Operational confusion when staff try to reconcile conflicting records.
Checklist for this step:
[ ] The EHR remains the authoritative clinical record.
[ ] All build or buy choices include clear logging and error handling.
[ ] You can explain your architecture in a way an auditor, not just an engineer, can follow.
If a vendor cannot talk convincingly about audit trails, do not put them next to your EHR.
Step 9: Start with the smallest test that touches reality
Whether you build or buy around Charm, do not roll it out to the entire clinic first. Design a controlled test that:
Uses real patients and real staff.
Focuses on one workflow, not ten.
Has a clear success metric visible within 4 to 8 weeks.
Examples of test metrics:
Front desk time per new patient intake.
Number of charting tasks per provider completed by end of day.
Claim rejection rates for a specific payer.
The goal is not perfection. The goal is to see:
Does this integration or customization behave reliably?
Does staff friction go up or down?
Do we see early signs of the projected ROI?
If the test is chaotic with a small group, it will multiply across the full clinic.
Checklist for this step:
[ ] You have defined a limited scope test with clear metrics.
[ ] You have a rollback plan if the experiment fails.
[ ] You have a date on the calendar to review results and decide whether to expand, adjust, or kill the initiative.

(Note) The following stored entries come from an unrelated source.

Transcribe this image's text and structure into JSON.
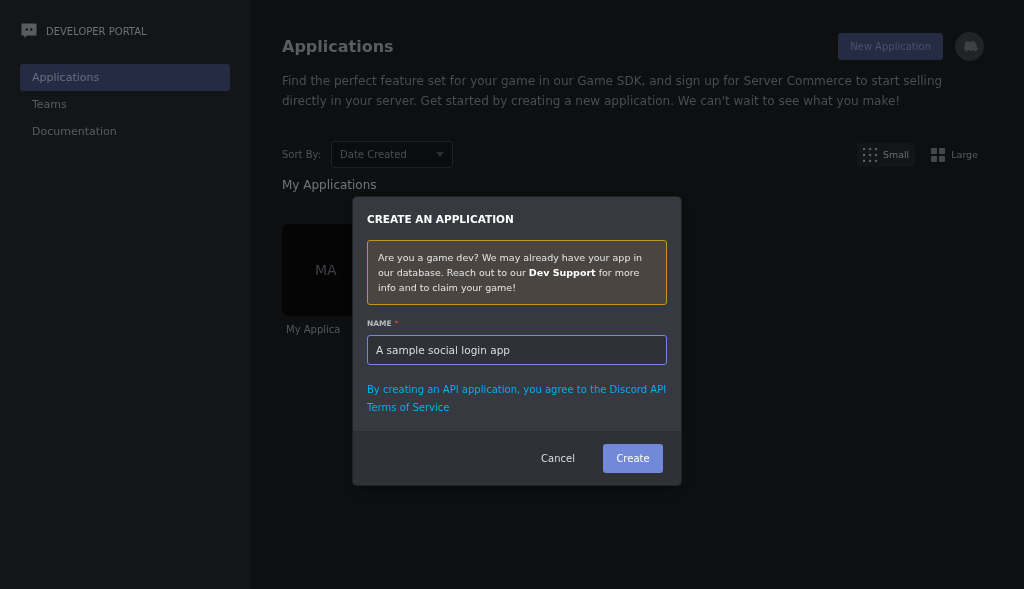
{
  "sidebar": {
    "brand": "DEVELOPER PORTAL",
    "items": [
      {
        "label": "Applications",
        "selected": true
      },
      {
        "label": "Teams",
        "selected": false
      },
      {
        "label": "Documentation",
        "selected": false
      }
    ]
  },
  "header": {
    "title": "Applications",
    "new_button": "New Application"
  },
  "intro": "Find the perfect feature set for your game in our Game SDK, and sign up for Server Commerce to start selling directly in your server. Get started by creating a new application. We can't wait to see what you make!",
  "sort": {
    "label": "Sort By:",
    "value": "Date Created"
  },
  "view_options": [
    {
      "label": "Small",
      "kind": "small",
      "selected": true
    },
    {
      "label": "Large",
      "kind": "large",
      "selected": false
    }
  ],
  "section_title": "My Applications",
  "apps": [
    {
      "initials": "MA",
      "name": "My Applica"
    }
  ],
  "dialog": {
    "title": "CREATE AN APPLICATION",
    "notice": "Are you a game dev? We may already have your app in our database. Reach out to our **Dev Support** for more info and to claim your game!",
    "field_label": "NAME",
    "required": true,
    "required_mark": "*",
    "field_value": "A sample social login app",
    "terms": "By creating an API application, you agree to the Discord API Terms of Service",
    "cancel": "Cancel",
    "create": "Create"
  }
}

Step 10: Decide with a short, blunt summary
After walking through these steps, your decision should fit in one short statement that your staff can understand:
“We are configuring Charm to handle this workflow and will not add external tools right now.”
“We are buying a focused tool that integrates with Charm because it solves a common problem better than we can build.”
“We are investing in a custom integration around Charm because this workflow is critical to how we operate, and the ROI justifies the complexity.”
If you cannot explain the choice in one or two sentences without resorting to jargon, you probably do not have enough clarity yet.
Final checklist:
[ ] The problem is operationally clear.
[ ] Charm’s native options have been fairly evaluated.
[ ] The need is truly core, not edge decoration.
[ ] Build vs buy costs and risks are roughly understood.
[ ] Strategic differentiation vs reliability has been weighed.
[ ] ROI within 12 months is realistic, not aspirational.
[ ] Auditability and traceability remain intact.
[ ] A small, real-world test is defined.
[ ] The final decision can be explained simply to your team.
When Charm is configured thoughtfully and extended carefully, it becomes a stable backbone for your clinic. When it is surrounded by ad hoc tools and half-owned integrations, it turns into a quiet leak of time, money, and morale.
Use this checklist each time you are tempted to add “just one more” tool or custom workflow around Charm. Your future self, and your staff, will notice the difference in how the clinic feels to run.